Transportation Security Administration officials and JetBlue Airways are paying $240,000 to settle (.pdf) a discrimination lawsuit against a District of Columbia man who, as a condition of boarding a domestic flight, was forced to cover his shirt that displayed Arabic writing.
According to a civil rights lawsuit, TSA and JetBlue demanded Raed Jarrar to sit at the back of a 2006 flight from New York to Oakland because his shirt read “We Will Not Be Silent” in English and Arabic.
As Jarrar was waiting to board, TSA officials approached him and said he was required to remove his shirt because passengers were not comfortable with it, according to the lawsuit.

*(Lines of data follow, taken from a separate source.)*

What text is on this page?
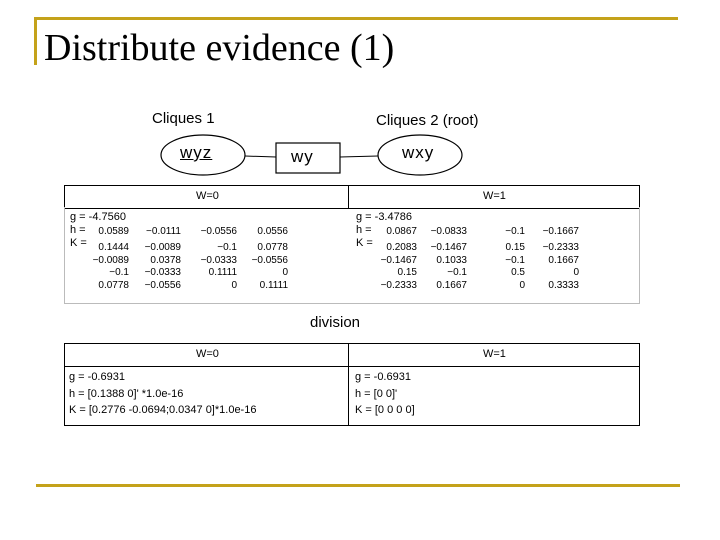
Distribute evidence (1)
Cliques 1	Cliques 2 (root)
wyz	wy	wxy
W=0	W=1
g = -4.7560
h =
K =
0.0589 −0.0111 −0.0556 0.0556
0.1444 −0.0089	−0.1 0.0778
−0.0089 0.0378 −0.0333 −0.0556
−0.1 −0.0333	0.1111	0
0.0778 −0.0556	0 0.1111
g = -3.4786
h =
K =
0.0867 −0.0833	−0.1 −0.1667
0.2083 −0.1467	0.15 −0.2333
−0.1467 0.1033	−0.1 0.1667
0.15	−0.1	0.5	0
−0.2333 0.1667	0 0.3333
division
W=0	W=1
g = -0.6931
h = [0.1388 0]' *1.0e-16
K = [0.2776 -0.0694;0.0347 0]*1.0e-16
g = -0.6931
h = [0 0]'
K = [0 0 0 0]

The suit claimed one TSA official commented that the Arabic lettering was akin to wearing a T-shirt at a bank stating, “I am a robber.”
The lawsuit claimed Jarrar, 30, invoked the First Amendment but acquiesced after it became clear to him that he would not be allowed to fly if he did not cover his shirt with one given to him by JetBlue officials.
“All people in this country have the right to be free of discrimination and to express their own opinions,” Jarrar wrote on his blog. “With this outcome, I am hopeful that TSA and airlines officials will think twice before practicing illegal discrimination and that other travelers will be spared the treatment I endured.”